L’étude menée en 2023 et 2024 auprès de 1 067 POPE révèle que, bien qu’ils évoluent dans l’informel, ces entrepreneurs parviennent à générer des revenus stables grâce à des relations de confiance avec leur clientèle. Plus de 50 % d’entre eux déclarent avoir choisi cette activité pour ses meilleures perspectives de rémunération par rapport à leurs occupations précédentes. Par ailleurs, 88 % des POPE se disent favorables à une formalisation de leur métier.

Une reconnaissance officielle, un levier d’amélioration

Intégrer ces acteurs au cadre institutionnel offrirait plusieurs avantages :

- Accès à des financements : Une reconnaissance légale permettrait aux POPE d’investir dans de meilleures infrastructures.

- Sécurisation des emplois : L’intégration progressive dans un cadre réglementaire offrirait une protection sociale aux POPE et à leurs employés.
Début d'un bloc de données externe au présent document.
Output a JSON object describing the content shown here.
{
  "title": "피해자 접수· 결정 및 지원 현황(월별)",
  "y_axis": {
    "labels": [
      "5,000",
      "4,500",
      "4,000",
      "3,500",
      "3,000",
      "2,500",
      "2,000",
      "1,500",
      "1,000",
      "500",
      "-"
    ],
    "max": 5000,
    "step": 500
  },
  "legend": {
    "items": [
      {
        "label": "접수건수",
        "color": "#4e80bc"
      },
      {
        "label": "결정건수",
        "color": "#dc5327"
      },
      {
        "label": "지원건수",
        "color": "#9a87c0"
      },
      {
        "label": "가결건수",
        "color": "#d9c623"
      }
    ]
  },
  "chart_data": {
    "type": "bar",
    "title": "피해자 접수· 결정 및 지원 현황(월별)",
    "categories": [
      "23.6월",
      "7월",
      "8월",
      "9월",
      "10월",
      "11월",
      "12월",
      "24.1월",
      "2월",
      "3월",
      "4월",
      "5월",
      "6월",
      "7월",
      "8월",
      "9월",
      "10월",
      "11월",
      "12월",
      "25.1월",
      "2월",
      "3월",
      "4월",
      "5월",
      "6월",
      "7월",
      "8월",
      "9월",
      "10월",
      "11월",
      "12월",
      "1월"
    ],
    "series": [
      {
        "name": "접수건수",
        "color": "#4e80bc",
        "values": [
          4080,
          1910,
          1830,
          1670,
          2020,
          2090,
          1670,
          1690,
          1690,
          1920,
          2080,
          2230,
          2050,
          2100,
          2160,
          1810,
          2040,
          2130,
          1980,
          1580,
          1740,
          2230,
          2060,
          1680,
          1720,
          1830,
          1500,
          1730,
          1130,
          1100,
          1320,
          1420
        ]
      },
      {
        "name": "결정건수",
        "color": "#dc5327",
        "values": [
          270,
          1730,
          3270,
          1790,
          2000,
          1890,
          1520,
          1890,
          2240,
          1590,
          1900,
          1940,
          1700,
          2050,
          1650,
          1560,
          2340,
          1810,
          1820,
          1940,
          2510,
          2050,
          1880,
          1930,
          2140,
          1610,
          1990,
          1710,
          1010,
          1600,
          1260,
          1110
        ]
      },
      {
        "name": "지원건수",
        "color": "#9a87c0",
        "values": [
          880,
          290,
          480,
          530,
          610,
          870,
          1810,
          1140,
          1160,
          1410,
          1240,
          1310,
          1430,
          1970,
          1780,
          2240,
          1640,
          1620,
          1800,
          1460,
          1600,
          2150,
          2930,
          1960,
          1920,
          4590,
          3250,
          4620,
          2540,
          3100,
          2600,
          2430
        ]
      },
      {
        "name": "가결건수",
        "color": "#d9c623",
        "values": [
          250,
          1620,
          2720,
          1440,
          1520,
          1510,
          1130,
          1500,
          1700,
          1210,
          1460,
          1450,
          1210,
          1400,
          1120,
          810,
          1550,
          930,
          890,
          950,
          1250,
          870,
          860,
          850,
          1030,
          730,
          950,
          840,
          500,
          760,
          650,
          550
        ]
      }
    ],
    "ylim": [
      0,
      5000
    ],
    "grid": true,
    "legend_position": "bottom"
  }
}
- Amélioration de la qualité de l’eau : Une formation aux bonnes pratiques sanitaires et l’utilisation de contenants adaptés réduiraient les risques de contamination.

Toutefois, cette formalisation doit rester souple et adaptée afin de ne pas dissuader ces entrepreneurs d’y adhérer.

Une complémentarité avec la SODECI

99 % des POPE estiment que leur activité est complémentaire et non concurrente à celle de la SODECI, principal distributeur d’eau potable en Côte d’Ivoire. En intégrant ces opérateurs dans une stratégie globale, il serait possible d’améliorer la desserte des zones périurbaines et rurales, souvent moins bien desservies par le réseau officiel.

Des solutions concrètes pourraient être envisagées, telles que :

- La sous-traitance de mini-réseaux d’eau installés par les POPE dans les zones mal desservies.

- Un partenariat avec l’Office National de l’Eau Potable (ONEP) pour assurer l’approvisionnement provisoire en cas de baisse de pression, de coupure et de toute autre difficulté d’accès à l’eau potable.

- Un projet pilote pourrait être mené à Abidjan pour mettre en œuvre des propositions de l’étude. Les POPE pourraient être recensés, enregistrés, formés et accompagnés de même que les acteurs clés de la chaîne de valeur. Des contenants (bidons) sains pourraient être mis à leur disposition.

Un modèle inspirant pour d’autres pays

La formalisation et l’intégration des POPE au sein du système de distribution d’eau constitueraient une approche innovante et pragmatique pour réduire les inégalités d’accès à l’eau potable en Côte d’Ivoire. Un modèle hybride combinant flexibilité, proximité et qualité de service pourrait également inspirer d’autres pays confrontés à des défis similaires.

Loin d’être un simple palliatif, ces entrepreneurs de l’eau démontrent qu’une collaboration intelligente entre secteur public et initiatives privées peut transformer durablement l’accès à l’eau potable pour tous.

Une correspondance de Michel Kelly-Gagnon, président fondateur de l'Institut économique de Montréal et Gisèle Dutheuil directrice d’Audace Institut d'Afrique.

(*) Projet mené par l’Institut économique de Montréal (IEDM), en collaboration avec Audace Institut Afrique (AIA), un professeur de l’Université de Montréal (Canada) et un Maître de conférences de l’Université Sultan Moulay Slimane (Maroc), avec le soutien de la Templeton World Charity Foundation.